As a follow-up to the multiple myeloma patient survey, a group of patients, caregivers, advocacy group leaders, nurse practitioners, and nurse navigators were brought together at the Multiple Myeloma Patient Advocacy Roundtable. Their goals were to discuss the survey results and provide personal insights on key topics, including how patients can navigate financial challenges. Roundtable participants agreed that giving patients with multiple myeloma information about their insurance coverage and available resources is critical, in part because oncologists focus primarily on treatment and not on financial discussions.

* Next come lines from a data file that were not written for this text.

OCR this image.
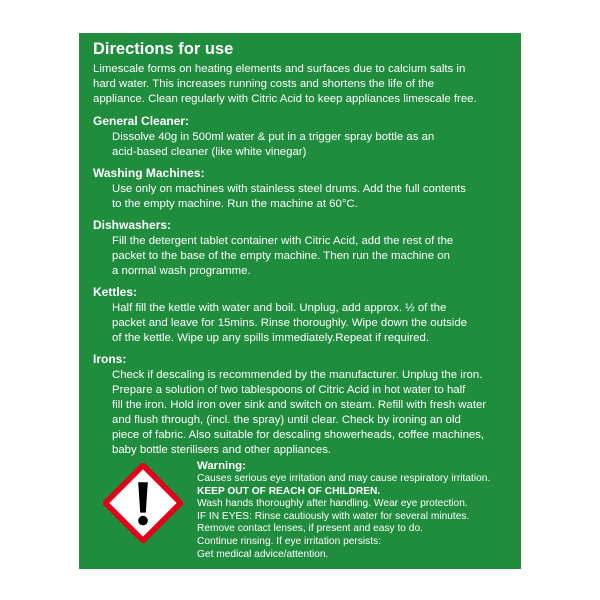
Directions for use
Limescale forms on heating elements and surfaces due to calcium salts in
hard water. This increases running costs and shortens the life of the
appliance. Clean regularly with Citric Acid to keep appliances limescale free.
General Cleaner:
Dissolve 40g in 500ml water & put in a trigger spray bottle as an
acid-based cleaner (like white vinegar)
Washing Machines:
Use only on machines with stainless steel drums. Add the full contents
to the empty machine. Run the machine at 60°C.
Dishwashers:
Fill the detergent tablet container with Citric Acid, add the rest of the
packet to the base of the empty machine. Then run the machine on
a normal wash programme.
Kettles:
Half fill the kettle with water and boil. Unplug, add approx. ½ of the
packet and leave for 15mins. Rinse thoroughly. Wipe down the outside
of the kettle. Wipe up any spills immediately.Repeat if required.
Irons:
Check if descaling is recommended by the manufacturer. Unplug the iron.
Prepare a solution of two tablespoons of Citric Acid in hot water to half
fill the iron. Hold iron over sink and switch on steam. Refill with fresh water
and flush through, (incl. the spray) until clear. Check by ironing an old
piece of fabric. Also suitable for descaling showerheads, coffee machines,
baby bottle sterilisers and other appliances.
Warning:
Causes serious eye irritation and may cause respiratory irritation.
KEEP OUT OF REACH OF CHILDREN.
Wash hands thoroughly after handling. Wear eye protection.
IF IN EYES: Rinse cautiously with water for several minutes.
Remove contact lenses, if present and easy to do.
Continue rinsing. If eye irritation persists:
Get medical advice/attention.
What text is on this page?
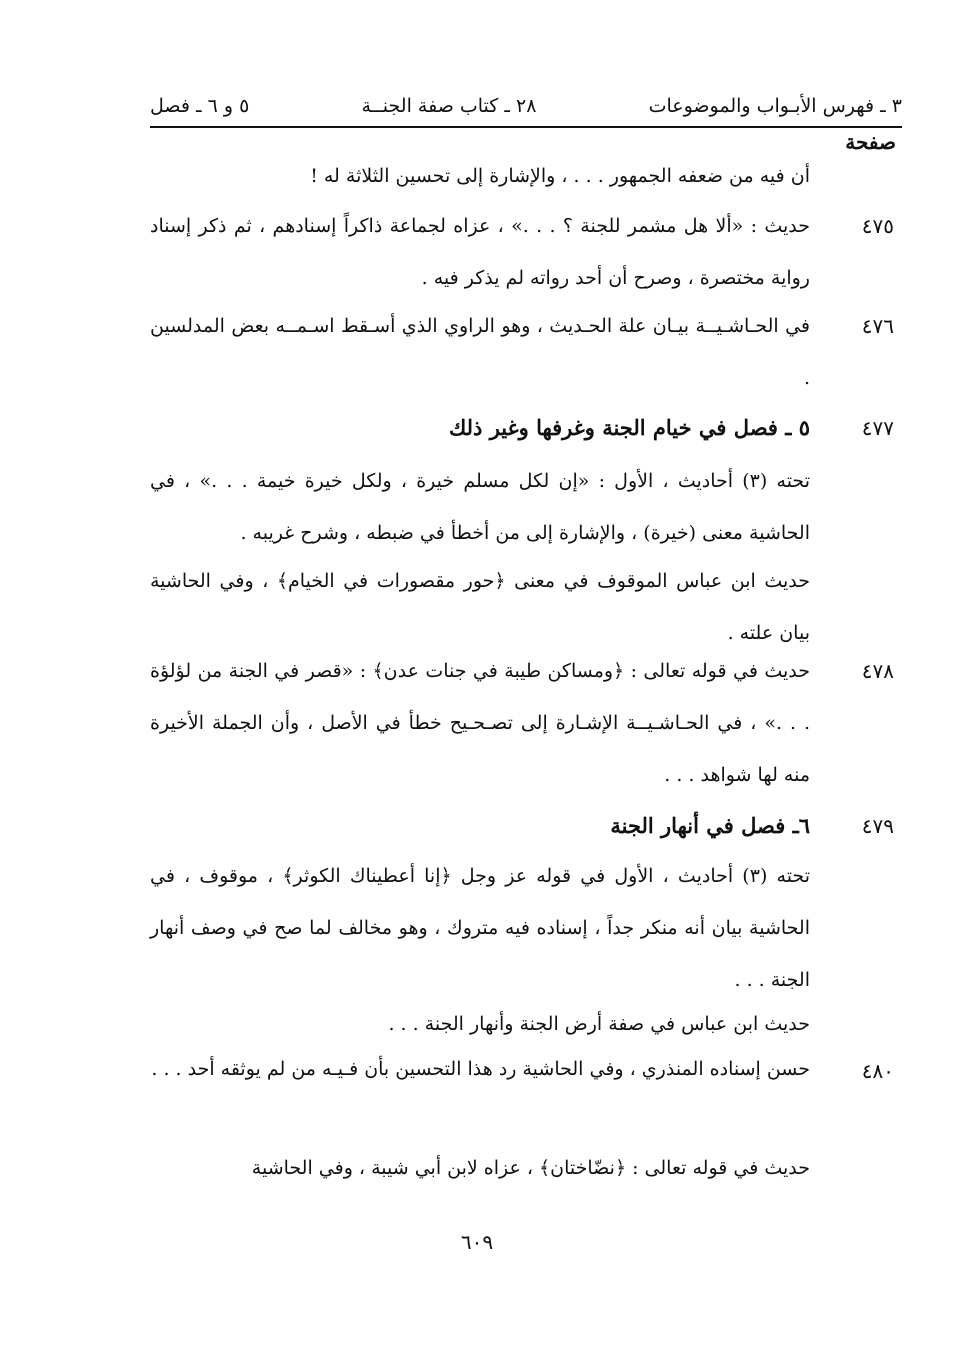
٣ ـ فهرس الأبـواب والموضوعات
٢٨ ـ كتاب صفة الجنــة
٥ و ٦ ـ فصل
صفحة
أن فيه من ضعفه الجمهور . . . ، والإشارة إلى تحسين الثلاثة له !
٤٧٥
حديث : «ألا هل مشمر للجنة ؟ . . .» ، عزاه لجماعة ذاكراً إسنادهم ، ثم ذكر إسناد رواية مختصرة ، وصرح أن أحد رواته لم يذكر فيه .
٤٧٦
في الحـاشـيــة بيـان علة الحـديث ، وهو الراوي الذي أسـقط اسـمــه بعض المدلسين .
٤٧٧
٥ ـ فصل في خيام الجنة وغرفها وغير ذلك
تحته (٣) أحاديث ، الأول : «إن لكل مسلم خيرة ، ولكل خيرة خيمة . . .» ، في الحاشية معنى (خيرة) ، والإشارة إلى من أخطأ في ضبطه ، وشرح غريبه .
حديث ابن عباس الموقوف في معنى ﴿حور مقصورات في الخيام﴾ ، وفي الحاشية بيان علته .
٤٧٨
حديث في قوله تعالى : ﴿ومساكن طيبة في جنات عدن﴾ : «قصر في الجنة من لؤلؤة . . .» ، في الحـاشـيــة الإشـارة إلى تصـحـيح خطأ في الأصل ، وأن الجملة الأخيرة منه لها شواهد . . .
٤٧٩
٦ـ فصل في أنهار الجنة
تحته (٣) أحاديث ، الأول في قوله عز وجل ﴿إنا أعطيناك الكوثر﴾ ، موقوف ، في الحاشية بيان أنه منكر جداً ، إسناده فيه متروك ، وهو مخالف لما صح في وصف أنهار الجنة . . .
حديث ابن عباس في صفة أرض الجنة وأنهار الجنة . . .
٤٨٠
حسن إسناده المنذري ، وفي الحاشية رد هذا التحسين بأن فـيـه من لم يوثقه أحد . . .
حديث في قوله تعالى : ﴿نضّاختان﴾ ، عزاه لابن أبي شيبة ، وفي الحاشية
٦٠٩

One roundtable participant said, “Clinicians are often uncomfortable talking about treatment costs, because there are so many variables involved. Each patient has a unique set of circumstances: their financial status, insurance company, and specific health plan may affect what they are responsible to pay….We have financial advocates at our cancer center, and nurses who work with patients before the start of any treatment, intravenous (given by a needle or tube inserted into a vein) or oral. Their job is to help patients understand their out-of-pocket costs. If a patient cannot afford those costs, the financial advocate finds resources for assistance. They also might talk with the oncologist to learn if an alternative treatment option is available.”
If you have financial or insurance-related concerns and questions, the best places to start are with your treatment team and your insurance plan’s customer support phone line. In many cases, your treatment team will include a nurse navigator, a financial advocate, and/or a social worker who can help you.
In addition, patient advocacy organizations should be considered as a resource to answer questions.